November 6, 2007 by · 1 Comment 

Meatball Sundae. Is Your Marketing out of Sync? Seth Godin, author of Permision Marketing, Purple Cow, Free Prize Inside and other business marketing books, offers yet another relevant and irreverent view presented just in time to make a difference for 2008: Godin’s Meatball Sundae discusses ways of using new media and prepares us for the revolution that most people prefer to ignore.

Ignore? It hasn’t arrived in some places. A recent road trip through the heartland of America – up U.S. Highway 54 – convinced me that uninterrupted cell service and high speed internet hadn’t even arrived in some areas. “All bars showing,” is highly overrated. In North Kansas City, a large metropolitan area, I had trouble finding either fee or free wireless sites. No question, though, about things changing.
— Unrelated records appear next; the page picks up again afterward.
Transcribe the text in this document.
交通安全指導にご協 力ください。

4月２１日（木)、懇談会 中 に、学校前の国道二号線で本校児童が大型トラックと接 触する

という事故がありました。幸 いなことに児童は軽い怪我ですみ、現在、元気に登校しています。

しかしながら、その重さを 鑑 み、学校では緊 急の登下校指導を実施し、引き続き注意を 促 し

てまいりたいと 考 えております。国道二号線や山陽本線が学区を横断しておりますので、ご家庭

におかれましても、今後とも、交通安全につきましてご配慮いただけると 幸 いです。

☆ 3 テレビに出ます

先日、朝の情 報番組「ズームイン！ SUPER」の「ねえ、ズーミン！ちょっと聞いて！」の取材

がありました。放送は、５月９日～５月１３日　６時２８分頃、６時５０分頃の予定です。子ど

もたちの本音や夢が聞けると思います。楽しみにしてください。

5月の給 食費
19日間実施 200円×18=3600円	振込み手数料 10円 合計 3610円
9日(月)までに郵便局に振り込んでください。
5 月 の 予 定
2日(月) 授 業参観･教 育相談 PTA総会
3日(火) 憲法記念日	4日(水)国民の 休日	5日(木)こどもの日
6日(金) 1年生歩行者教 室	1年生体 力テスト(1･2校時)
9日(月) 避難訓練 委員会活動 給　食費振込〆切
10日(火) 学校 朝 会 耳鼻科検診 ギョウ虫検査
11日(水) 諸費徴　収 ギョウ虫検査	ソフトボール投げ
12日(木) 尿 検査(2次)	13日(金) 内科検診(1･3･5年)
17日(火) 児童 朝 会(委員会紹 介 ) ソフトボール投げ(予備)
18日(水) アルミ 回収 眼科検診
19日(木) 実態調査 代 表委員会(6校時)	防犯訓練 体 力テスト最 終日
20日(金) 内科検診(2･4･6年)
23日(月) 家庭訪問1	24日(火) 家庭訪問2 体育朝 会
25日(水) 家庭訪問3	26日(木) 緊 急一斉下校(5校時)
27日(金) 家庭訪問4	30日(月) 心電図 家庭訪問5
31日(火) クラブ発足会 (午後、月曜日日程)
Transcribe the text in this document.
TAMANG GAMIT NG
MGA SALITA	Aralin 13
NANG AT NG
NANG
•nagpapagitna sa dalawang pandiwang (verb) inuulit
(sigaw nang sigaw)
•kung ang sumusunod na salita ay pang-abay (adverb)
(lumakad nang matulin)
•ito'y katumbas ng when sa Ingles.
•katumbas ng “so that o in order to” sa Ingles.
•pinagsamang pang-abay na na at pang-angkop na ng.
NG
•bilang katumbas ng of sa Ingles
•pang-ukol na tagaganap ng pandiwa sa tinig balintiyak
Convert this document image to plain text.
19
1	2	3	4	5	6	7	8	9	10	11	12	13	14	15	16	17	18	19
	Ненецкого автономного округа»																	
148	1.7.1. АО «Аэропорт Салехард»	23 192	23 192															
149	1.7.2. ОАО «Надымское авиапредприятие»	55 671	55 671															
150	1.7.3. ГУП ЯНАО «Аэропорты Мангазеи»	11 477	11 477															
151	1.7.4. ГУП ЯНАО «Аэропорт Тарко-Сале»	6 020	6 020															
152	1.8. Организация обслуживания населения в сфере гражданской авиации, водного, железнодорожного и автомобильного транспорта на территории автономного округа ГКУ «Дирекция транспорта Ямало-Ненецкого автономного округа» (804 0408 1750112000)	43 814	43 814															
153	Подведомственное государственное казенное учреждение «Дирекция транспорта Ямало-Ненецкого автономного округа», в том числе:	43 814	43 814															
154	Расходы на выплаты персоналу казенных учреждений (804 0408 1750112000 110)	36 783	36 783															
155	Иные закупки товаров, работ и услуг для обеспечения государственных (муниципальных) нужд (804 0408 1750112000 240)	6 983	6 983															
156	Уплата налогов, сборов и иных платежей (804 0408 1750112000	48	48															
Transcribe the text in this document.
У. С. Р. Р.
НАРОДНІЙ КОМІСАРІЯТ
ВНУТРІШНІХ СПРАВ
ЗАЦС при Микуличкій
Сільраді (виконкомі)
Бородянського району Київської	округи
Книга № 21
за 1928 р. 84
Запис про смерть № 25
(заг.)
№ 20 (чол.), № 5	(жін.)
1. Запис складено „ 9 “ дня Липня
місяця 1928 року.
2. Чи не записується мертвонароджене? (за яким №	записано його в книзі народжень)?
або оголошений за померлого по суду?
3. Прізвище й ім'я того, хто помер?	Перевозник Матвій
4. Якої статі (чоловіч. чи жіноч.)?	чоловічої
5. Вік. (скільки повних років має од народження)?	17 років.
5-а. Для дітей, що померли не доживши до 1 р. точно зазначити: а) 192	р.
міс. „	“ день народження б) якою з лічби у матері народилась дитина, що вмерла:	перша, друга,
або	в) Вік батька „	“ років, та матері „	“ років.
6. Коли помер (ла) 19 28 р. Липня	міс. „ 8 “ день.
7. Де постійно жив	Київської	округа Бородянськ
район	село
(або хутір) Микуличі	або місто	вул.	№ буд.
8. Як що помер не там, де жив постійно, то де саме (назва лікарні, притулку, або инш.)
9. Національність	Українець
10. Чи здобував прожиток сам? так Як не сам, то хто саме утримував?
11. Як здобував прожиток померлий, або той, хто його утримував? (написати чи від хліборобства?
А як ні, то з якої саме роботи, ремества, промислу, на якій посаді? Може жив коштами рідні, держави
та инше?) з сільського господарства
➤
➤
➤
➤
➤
The revolution Godin discusses involves new ways of communication that bypass traditional media and methods. It’s no longer a top down world, he explains, going on to say a company can’t just pretty up the marketing, add a new media piece like a blog, and go on. Godin identifies 14 threads that companies must address. Lisa Barone, who writes for Bruce Clay Internet Business Consultants posted a commentary prior to a Search Engine Strategies Seminar which warrants a read. Her longer-than-expected blog post continued through the Q&A with Seth.

Q: As an Internet company exploding in growth, how do you convince the CEO with
no marketing background that blogging, social sites and making our company
transparent are a priority?

A: The thing is, it’s not easy. If it was easy it would have happened already. Plenty of big organizations have watched their marketing evaporate. …(More here.)

And then later:
A: Marketing is about sharing ideas and sharing ideas about marketing isn’t easy. Something like marketing ethnography is a really useful tool to help people understand how to think differently about marketing.

So, how’s the meatball sundae from your perspective?